The unpopular B.O. may be starting to take ownership for some of his deceptions and blatant lies.
|President Obama said that he expected Republicans to offer him more cooperation after November’s elections, no matter the outcome.
In an hour-long interview with the Times’s White House correspondent, Peter Baker, Mr. Obama predicted that his political rivals would either be chastened by falling short of their electoral goals or burdened with the new responsibility that comes from achieving them.
“It may be that regardless of what happens after this election, they feel more responsible, either because they didn’t do as well as they anticipated, and so the strategy of just saying no to everything and sitting on the sidelines and throwing bombs didn’t work for them,” Mr. Obama said. “Or they did reasonably well, in which case the American people are going to be looking to them to offer serious proposals and work with me in a serious way.”
The president’s comments are reported in an in-depth assessment of Mr. Obama’s first two years in office that appears in the Times Magazine this Sunday.
In the article, which is based on interviews with nearly two dozen of the president’s advisers in addition to the president himself, Mr. Baker offers a series of inside details about Mr. Obama’s time in the White House, including:
According to his wife, Michelle Obama, Mr. Obama is not particularly fond of the presidential retreat at Camp David. Mrs. Obama reports that her husband, a longtime resident of Chicago, is more at ease in an urban setting.
Pete Rouse, Mr. Obama’s new chief of staff, bet the deputy chief of staff, Jim Messina, $400 that he would be gone from the White House by the end of this year. Mr. Messina predicted that Mr. Rouse would stay well beyond that date.
Mr. Obama — unlike most of his senior staff — does not have an iPad. Asked why, he said: “Because I have an iReggie,” a reference to his personal aide, Reggie Love.
In the magazine article, Mr. Obama reflects on his presidency, admitting that he let himself look too much like “the same old tax-and-spend Democrat,” realized too late that “there’s no such thing as shovel-ready projects” and perhaps should have “let the Republicans insist on the tax cuts” in the stimulus.
He pushed back against what he called the “mythology” that his 2008 presidential campaign had been flawless and that his presidency suffers by comparison.
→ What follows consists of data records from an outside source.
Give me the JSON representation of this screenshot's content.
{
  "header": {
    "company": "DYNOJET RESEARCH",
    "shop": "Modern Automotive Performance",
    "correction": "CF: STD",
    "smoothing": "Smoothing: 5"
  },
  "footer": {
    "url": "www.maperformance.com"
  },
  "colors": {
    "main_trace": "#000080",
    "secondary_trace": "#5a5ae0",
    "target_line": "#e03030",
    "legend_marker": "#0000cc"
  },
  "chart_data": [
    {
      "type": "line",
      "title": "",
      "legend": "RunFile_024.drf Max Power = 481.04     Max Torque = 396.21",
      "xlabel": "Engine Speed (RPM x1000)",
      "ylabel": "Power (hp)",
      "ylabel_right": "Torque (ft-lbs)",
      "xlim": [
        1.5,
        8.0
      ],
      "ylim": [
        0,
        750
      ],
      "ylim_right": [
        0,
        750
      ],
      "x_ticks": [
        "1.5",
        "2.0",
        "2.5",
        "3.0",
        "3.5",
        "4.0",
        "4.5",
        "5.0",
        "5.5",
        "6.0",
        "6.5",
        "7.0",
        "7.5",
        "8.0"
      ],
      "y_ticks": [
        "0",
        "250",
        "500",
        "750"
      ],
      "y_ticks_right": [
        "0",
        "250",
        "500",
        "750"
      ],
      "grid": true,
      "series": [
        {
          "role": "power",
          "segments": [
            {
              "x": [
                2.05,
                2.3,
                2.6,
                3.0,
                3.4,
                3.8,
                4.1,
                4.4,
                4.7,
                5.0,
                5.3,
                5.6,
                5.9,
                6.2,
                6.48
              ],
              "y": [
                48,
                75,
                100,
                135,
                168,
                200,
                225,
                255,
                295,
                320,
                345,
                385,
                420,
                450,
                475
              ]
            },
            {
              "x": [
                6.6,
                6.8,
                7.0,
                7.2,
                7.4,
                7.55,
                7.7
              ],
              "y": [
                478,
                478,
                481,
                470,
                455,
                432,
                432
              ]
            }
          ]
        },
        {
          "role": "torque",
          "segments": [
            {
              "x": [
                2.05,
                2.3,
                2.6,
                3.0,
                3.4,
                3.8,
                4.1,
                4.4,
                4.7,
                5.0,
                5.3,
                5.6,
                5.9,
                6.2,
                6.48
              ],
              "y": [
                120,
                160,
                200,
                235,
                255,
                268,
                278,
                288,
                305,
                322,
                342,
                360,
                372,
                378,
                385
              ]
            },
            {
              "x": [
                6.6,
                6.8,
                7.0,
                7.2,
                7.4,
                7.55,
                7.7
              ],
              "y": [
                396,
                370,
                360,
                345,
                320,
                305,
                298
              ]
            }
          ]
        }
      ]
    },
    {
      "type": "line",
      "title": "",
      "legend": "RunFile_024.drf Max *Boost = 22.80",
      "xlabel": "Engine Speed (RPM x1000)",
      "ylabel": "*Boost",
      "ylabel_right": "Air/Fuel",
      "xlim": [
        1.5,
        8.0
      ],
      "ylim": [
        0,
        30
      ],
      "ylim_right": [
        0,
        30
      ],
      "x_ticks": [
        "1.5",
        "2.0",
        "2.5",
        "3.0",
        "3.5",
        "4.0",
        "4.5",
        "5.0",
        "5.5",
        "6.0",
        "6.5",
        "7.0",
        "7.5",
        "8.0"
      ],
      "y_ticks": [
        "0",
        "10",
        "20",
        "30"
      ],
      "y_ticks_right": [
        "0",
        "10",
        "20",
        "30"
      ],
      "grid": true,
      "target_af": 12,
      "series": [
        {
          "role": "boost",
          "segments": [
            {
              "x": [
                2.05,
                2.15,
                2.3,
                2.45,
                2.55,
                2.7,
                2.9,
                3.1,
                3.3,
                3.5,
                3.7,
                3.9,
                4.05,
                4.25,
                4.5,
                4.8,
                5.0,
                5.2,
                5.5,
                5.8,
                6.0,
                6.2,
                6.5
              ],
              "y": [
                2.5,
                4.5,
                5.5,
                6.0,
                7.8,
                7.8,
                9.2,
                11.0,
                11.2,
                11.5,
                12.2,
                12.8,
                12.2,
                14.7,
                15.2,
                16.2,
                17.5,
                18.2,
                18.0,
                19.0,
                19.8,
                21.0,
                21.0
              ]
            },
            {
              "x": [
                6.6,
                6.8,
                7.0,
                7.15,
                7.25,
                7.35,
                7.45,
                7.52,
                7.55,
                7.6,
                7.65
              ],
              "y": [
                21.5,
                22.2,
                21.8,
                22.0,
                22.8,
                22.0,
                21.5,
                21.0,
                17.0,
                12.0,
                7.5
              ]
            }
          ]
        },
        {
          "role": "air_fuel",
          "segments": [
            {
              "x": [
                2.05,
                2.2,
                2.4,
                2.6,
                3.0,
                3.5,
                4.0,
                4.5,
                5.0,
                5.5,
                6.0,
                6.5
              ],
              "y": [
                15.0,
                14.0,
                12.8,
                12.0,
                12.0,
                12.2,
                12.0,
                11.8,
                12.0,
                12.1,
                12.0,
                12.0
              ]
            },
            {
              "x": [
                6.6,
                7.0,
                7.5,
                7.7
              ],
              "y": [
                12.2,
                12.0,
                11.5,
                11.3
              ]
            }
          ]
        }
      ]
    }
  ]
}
“The mythology has emerged somehow that we ran this flawless campaign, I never made a mistake, that we were master communicators, everything worked in lockstep. And somehow now, as president, things are messy and they don’t always work as planned and people are mad at us,” Mr. Obama said. “That’s not how I look at stuff, because I remember what the campaign was like. And it was just as messy and just as difficult. And there were all sorts of moments when our supporters lost hope, and it looked like we weren’t going to win. And we’re going through that same period here.”
He also predicted that in the next two years, his administration would focus less on trying to pass new legislation and more on implementing and consolidating what passed in the first two years.
“Even if I had the exact same Congress, even if we don’t lose a seat in the Senate and we don’t lose a seat in the House, I think the rhythms of the next two years would inevitably be different from the rhythms of the first two years,” he said. “There’s going to be a lot of work in this administration just doing things right and making sure that new laws are stood up in the ways they’re intended.”